The union representing the plant workers says hundreds of people have been “calling off” work in recent days, and some workers have been infected with COVID-19.

“We ourselves are trying to investigate why there’s been this large number of call-offs at the plant,” said Kim Cordova, the president of the United Food and Commercial Workers Union, UFCW Local 7. “It’s not an orchestrated type of union walk out or anything like that.”

Cordova said 1/3 of the work force, or about 800 workers, have decided not to report to work.

“That’s not normal,” she said.

Cordova said she is hoping to work with the state to have food-processing workers declared as emergency workers, so they may qualify for paid days off.

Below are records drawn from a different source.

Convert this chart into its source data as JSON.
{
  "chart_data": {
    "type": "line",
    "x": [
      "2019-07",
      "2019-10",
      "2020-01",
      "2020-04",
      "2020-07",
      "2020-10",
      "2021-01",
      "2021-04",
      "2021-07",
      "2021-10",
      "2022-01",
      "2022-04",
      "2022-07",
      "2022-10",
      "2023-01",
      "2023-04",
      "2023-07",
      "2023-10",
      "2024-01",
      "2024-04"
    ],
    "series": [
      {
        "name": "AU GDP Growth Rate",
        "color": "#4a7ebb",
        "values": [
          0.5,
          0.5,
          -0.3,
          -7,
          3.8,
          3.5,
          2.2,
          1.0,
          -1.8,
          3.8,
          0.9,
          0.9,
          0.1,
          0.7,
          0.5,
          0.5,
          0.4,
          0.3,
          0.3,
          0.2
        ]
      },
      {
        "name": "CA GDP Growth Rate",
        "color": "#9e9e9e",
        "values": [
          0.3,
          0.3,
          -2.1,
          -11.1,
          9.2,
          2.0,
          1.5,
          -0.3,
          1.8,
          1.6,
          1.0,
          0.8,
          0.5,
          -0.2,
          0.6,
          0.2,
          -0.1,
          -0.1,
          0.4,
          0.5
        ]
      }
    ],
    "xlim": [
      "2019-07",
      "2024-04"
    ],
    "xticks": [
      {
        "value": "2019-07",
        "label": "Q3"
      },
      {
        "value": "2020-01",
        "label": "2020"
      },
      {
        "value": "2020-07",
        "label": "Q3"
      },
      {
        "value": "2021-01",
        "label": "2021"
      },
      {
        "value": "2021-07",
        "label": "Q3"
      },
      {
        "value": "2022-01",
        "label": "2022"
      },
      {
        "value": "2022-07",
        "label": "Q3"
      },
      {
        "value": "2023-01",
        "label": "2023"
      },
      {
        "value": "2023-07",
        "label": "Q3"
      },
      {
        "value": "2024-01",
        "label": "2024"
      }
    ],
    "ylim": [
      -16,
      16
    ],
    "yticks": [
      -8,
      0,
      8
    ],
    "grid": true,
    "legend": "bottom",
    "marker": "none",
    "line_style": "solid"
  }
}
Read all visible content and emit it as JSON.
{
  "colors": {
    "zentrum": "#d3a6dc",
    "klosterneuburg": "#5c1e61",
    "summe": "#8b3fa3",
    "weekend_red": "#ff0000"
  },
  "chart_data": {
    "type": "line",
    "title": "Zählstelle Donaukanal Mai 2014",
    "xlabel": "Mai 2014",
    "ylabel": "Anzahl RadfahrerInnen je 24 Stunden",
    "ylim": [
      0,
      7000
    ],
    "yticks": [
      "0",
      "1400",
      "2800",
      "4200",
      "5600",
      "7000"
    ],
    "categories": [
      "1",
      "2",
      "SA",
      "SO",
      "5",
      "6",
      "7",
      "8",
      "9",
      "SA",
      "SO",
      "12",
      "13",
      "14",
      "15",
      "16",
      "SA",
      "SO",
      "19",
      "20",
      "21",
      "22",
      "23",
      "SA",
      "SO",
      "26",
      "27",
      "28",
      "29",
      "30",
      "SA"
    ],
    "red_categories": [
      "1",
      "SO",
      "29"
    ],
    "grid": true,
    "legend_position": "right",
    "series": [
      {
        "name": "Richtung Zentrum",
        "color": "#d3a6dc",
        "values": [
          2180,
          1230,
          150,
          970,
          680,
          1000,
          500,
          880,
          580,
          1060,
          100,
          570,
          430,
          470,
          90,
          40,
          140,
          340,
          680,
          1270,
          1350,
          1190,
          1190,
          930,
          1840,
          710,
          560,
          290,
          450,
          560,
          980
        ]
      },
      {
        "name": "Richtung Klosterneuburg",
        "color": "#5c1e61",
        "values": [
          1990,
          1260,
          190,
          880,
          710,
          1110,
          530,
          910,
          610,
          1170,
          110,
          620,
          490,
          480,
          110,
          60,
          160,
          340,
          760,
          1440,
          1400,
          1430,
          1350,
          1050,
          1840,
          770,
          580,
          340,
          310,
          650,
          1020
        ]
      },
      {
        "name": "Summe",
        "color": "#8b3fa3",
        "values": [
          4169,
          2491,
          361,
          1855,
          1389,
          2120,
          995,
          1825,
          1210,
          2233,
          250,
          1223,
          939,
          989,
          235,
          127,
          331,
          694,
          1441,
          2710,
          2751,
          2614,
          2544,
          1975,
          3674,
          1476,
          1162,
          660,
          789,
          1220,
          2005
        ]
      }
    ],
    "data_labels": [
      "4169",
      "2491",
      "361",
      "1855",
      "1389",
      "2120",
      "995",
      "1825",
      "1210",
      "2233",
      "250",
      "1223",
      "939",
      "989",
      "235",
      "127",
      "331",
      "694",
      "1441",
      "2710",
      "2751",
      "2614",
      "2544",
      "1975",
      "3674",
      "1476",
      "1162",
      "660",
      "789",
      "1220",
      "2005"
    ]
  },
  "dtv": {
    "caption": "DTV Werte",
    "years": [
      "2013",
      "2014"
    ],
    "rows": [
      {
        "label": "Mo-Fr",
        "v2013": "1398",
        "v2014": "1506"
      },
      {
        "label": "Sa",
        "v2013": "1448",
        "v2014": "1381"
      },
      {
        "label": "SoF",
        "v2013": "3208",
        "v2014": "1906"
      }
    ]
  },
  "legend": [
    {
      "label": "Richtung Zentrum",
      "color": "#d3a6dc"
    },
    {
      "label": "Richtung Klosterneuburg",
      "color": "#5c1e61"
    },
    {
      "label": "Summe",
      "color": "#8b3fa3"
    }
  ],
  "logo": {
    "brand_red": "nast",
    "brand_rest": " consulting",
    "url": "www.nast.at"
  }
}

“Workers that work in the food processing division normally don’t have paid sick leave,” she said. “We have to make sure that workers don’t have to choose economically, ‘Do I go to work…I’m sick, but I can’t afford not to be.'”

“No one is forced to come to work and no one is punished for being absent for health reasons. If someone is sick or lives with someone who is sick, we send them home,” said Bruett. “Every day, thousands of committed team members show up to the Greeley beef production facility to help our community and our nation face this crisis. We salute and thank them.”

Betty Rangel said her father, Saul Sanchez, 78, works at the Greeley plant and has been in the hospital since March 24, diagnosed with COVID-19.

“He’s very, very, very sick. He’s right now on 100 percent oxygen,” she said.  

Rangel said her father is face-down, with his head turned to the side at the medical center.  

“He did not look well at all,” she said. She saw him through an iPad as he tried to share some encouraging thoughts with him. She hopes he could hear them.

“I told him I loved him very much and that I was waiting for him to get better because this year we had scheduled our vacations together and we loved traveling together and that’s what I told him. I told him too we loved him and needed him to be strong and come out of this,” she said.

Rangel said her father was very concerned when he went into the hospital about having his family contact his workplace to let them know about his condition. He wanted them to know he would be back to work soon.

“He was like, ‘I just have problems breathing, but I’m OK,’ and I said, ‘You’re going to be OK, Dad. You’re a strong man,’” she said.

Rangel said she knows many people at JBS are pulling for her father to make a recovery.

“My dad means the world to me,” she said. “His No. 1 goal was for all of us – his kids, three boys, three girls – he always instilled the education. The love for education. The love for God. I tell people all the time if they see anything good in me, it’s because of my dad,” she said. “He instilled in me compassion, humility, and he means the world to me. He’s like my best friend. My mentor.”